The complaint alleges that Bank of America refused to accept June Geffe’s signature, insisting that Thomas Geffre’s signature was required in order for the modification agreement to become effective. June Geffre explained to Bank of America representatives on numerous occasions that her husband died, and was unable to sign the documents, the complaint states. She repeatedly sent copies of the death certificate to show proof that he had passed away in November 2009.
“This case is an example of why this clinic is so important,” said Mary Ellen Natale, director of the Homeowner Advocacy Unit. “The bank’s conduct is egregious. Requiring Mrs. Geffre to obtain her deceased husband’s signature in order to keep her home after the bank accepted her payments for more than 18 months following his death is simply outrageous.”
“Here we have an elderly widow willing and able to make the agreed upon payments and the bank would rather take her home and render her homeless,” Natale added. “It makes no sense and it is just wrong.”
In July 2011, Bank of America stopped accepting June Geffre’s payments, demanded that she pay the pre-modification amount plus $20,000 in past due mortgage payments plus penalties, the complaint alleges.
Geffre is seeking to have the loan modification deemed valid and enforceable and have the foreclosure sale cancelled; as well as compensatory and punitive damages awarded.

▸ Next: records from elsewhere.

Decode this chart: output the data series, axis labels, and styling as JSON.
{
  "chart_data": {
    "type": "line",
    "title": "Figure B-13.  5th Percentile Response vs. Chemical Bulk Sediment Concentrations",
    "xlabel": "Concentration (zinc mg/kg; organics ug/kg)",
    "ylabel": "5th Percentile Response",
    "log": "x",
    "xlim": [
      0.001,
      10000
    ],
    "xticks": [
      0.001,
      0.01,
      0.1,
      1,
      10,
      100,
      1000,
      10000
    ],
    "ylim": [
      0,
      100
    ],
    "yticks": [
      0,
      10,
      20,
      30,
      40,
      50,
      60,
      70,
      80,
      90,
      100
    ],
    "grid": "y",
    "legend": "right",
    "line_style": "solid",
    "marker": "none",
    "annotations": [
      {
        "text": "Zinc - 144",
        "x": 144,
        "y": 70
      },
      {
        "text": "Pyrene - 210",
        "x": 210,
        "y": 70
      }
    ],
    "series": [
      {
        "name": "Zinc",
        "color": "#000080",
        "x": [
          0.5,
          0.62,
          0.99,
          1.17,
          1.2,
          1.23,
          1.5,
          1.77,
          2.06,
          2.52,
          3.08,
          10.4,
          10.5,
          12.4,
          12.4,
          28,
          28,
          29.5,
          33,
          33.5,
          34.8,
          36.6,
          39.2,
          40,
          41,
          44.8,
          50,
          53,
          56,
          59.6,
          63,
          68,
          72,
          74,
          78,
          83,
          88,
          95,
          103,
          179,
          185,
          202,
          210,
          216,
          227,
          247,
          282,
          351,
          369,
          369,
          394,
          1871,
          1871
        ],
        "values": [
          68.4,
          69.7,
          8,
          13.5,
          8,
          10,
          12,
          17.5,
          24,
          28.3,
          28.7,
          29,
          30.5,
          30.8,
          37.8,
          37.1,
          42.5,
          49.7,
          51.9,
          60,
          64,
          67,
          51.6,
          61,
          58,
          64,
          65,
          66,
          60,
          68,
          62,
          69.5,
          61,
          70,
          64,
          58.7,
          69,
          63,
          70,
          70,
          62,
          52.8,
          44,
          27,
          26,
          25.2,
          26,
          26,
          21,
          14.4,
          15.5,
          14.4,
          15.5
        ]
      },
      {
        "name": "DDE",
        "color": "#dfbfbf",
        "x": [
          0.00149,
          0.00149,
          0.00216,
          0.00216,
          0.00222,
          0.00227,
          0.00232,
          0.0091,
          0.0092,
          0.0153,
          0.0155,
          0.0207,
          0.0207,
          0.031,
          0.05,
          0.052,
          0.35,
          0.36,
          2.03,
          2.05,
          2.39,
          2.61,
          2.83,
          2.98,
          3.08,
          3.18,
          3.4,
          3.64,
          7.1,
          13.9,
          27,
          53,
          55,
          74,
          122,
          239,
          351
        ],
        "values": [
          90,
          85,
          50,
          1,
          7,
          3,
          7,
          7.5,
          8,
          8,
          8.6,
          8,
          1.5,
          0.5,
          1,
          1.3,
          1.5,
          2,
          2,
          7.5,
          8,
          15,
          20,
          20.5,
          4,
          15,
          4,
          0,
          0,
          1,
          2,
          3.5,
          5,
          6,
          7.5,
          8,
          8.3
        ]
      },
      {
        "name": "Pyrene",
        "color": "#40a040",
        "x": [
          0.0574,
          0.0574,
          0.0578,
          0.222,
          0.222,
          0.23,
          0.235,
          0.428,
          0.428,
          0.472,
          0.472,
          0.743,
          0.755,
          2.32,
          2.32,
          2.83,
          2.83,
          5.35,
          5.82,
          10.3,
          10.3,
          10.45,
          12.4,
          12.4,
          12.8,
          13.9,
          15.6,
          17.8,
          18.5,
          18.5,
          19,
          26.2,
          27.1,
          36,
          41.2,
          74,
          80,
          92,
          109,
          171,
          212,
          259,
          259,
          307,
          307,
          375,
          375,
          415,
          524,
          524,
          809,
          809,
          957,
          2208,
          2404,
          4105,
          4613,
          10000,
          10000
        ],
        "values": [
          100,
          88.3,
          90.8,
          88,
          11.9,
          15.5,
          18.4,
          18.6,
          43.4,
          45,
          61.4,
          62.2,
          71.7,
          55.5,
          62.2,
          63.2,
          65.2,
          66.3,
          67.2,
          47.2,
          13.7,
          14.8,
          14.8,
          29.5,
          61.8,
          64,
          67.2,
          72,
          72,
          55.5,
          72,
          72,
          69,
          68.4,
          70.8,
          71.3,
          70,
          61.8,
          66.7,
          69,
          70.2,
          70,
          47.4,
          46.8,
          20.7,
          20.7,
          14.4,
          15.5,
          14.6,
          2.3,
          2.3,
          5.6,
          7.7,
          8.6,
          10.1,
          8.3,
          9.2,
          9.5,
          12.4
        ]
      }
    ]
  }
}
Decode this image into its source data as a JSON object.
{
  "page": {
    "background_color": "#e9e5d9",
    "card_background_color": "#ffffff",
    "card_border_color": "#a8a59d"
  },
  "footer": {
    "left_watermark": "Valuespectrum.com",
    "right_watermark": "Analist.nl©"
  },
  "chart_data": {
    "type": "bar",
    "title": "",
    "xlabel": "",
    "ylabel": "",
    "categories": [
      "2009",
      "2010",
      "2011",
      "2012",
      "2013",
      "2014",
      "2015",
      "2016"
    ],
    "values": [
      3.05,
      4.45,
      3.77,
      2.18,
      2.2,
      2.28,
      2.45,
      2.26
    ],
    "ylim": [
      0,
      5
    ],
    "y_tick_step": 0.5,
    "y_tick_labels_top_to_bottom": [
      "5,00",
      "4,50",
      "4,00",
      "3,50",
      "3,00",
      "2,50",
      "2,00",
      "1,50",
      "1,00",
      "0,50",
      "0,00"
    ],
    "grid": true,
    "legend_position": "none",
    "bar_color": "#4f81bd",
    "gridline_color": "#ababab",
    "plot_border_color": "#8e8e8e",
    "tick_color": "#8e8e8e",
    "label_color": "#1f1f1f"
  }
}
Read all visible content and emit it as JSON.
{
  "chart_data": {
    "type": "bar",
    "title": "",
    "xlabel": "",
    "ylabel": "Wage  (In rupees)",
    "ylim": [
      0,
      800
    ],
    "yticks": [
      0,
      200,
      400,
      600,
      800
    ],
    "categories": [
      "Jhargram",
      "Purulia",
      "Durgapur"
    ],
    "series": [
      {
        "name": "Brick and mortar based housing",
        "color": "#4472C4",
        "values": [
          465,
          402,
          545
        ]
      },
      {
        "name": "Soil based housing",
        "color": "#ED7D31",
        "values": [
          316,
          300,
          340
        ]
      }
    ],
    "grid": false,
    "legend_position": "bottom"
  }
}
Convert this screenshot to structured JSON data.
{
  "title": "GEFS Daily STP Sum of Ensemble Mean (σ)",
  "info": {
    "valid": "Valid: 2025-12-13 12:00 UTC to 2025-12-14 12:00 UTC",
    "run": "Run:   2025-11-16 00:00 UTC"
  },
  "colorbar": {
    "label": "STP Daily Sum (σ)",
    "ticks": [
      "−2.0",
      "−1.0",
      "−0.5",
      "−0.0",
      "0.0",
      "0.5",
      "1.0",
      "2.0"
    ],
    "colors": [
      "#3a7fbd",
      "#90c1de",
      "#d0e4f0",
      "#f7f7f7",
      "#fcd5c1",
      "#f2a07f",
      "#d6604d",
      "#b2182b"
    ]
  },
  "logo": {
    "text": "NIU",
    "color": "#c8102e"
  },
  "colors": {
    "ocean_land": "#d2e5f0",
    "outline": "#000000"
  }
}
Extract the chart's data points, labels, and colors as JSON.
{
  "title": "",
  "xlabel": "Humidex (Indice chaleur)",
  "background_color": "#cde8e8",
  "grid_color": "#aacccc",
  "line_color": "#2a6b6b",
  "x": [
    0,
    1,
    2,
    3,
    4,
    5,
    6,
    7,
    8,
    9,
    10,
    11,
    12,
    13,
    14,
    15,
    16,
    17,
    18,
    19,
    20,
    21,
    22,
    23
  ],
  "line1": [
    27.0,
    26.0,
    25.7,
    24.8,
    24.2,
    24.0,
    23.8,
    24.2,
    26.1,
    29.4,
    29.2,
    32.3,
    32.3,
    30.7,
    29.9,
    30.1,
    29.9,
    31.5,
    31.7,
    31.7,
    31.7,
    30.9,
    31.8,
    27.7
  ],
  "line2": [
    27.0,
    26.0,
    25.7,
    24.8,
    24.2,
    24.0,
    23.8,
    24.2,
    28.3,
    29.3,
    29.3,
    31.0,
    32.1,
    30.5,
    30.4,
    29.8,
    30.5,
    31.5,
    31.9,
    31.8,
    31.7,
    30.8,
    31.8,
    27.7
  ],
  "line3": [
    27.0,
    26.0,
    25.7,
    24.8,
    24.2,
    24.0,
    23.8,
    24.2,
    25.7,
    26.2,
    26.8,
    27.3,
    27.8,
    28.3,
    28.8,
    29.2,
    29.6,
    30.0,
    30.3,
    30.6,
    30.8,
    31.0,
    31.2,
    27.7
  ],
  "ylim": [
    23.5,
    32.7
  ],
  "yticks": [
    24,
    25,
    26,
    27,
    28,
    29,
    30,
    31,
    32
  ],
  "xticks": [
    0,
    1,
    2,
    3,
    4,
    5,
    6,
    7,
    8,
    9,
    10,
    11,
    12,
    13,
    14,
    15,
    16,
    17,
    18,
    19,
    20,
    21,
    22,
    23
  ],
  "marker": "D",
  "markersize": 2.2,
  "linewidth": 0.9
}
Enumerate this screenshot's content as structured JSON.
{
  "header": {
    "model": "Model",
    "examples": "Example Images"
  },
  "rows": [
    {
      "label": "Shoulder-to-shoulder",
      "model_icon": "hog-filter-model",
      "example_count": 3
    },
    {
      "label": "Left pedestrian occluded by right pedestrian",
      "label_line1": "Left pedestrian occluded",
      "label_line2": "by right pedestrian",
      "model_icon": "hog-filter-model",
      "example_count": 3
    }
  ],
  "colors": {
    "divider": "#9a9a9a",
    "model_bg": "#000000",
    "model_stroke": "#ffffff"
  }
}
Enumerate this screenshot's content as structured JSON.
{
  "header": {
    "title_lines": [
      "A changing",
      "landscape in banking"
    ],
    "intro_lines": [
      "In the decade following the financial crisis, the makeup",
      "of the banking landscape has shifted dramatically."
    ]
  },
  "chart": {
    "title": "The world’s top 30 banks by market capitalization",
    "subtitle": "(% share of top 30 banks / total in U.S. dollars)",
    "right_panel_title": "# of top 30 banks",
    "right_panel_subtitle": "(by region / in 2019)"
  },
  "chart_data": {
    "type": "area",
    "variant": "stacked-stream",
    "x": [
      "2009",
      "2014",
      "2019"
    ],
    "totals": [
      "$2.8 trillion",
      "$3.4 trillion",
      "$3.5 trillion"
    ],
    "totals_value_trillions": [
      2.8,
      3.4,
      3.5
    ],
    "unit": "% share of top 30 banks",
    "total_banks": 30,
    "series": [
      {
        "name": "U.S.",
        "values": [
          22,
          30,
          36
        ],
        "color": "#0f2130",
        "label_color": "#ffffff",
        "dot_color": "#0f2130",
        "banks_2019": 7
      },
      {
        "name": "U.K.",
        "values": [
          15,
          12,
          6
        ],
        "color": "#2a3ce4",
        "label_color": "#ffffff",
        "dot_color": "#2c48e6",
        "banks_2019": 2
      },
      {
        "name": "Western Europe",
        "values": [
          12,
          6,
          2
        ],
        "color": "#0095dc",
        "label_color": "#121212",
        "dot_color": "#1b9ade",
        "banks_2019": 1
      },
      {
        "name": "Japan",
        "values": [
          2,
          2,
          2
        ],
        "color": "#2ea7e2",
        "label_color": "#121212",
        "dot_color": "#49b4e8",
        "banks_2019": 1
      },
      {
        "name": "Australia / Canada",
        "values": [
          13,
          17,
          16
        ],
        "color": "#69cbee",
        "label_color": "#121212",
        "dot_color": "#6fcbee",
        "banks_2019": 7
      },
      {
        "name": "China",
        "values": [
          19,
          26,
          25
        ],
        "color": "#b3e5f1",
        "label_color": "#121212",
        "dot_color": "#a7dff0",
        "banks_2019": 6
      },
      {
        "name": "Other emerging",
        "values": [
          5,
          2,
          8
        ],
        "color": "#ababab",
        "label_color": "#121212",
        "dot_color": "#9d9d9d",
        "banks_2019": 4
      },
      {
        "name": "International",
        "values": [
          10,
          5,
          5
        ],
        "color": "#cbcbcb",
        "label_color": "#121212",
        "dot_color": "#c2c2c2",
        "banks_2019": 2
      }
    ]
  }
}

Student attorneys Alyson Vivattanapa and Jo-Ann Handy worked on this case.
The Homeowner Advocacy Unit opened its doors in August 2011, in response to the foreclosure crisis facing Arizona. Student attorneys participating in this clinic provide legal assistance to clients who have been victims of mortgage fraud or are facing wrongful foreclosure. The unit is made possible through a grant from the Arizona Attorney General’s Office.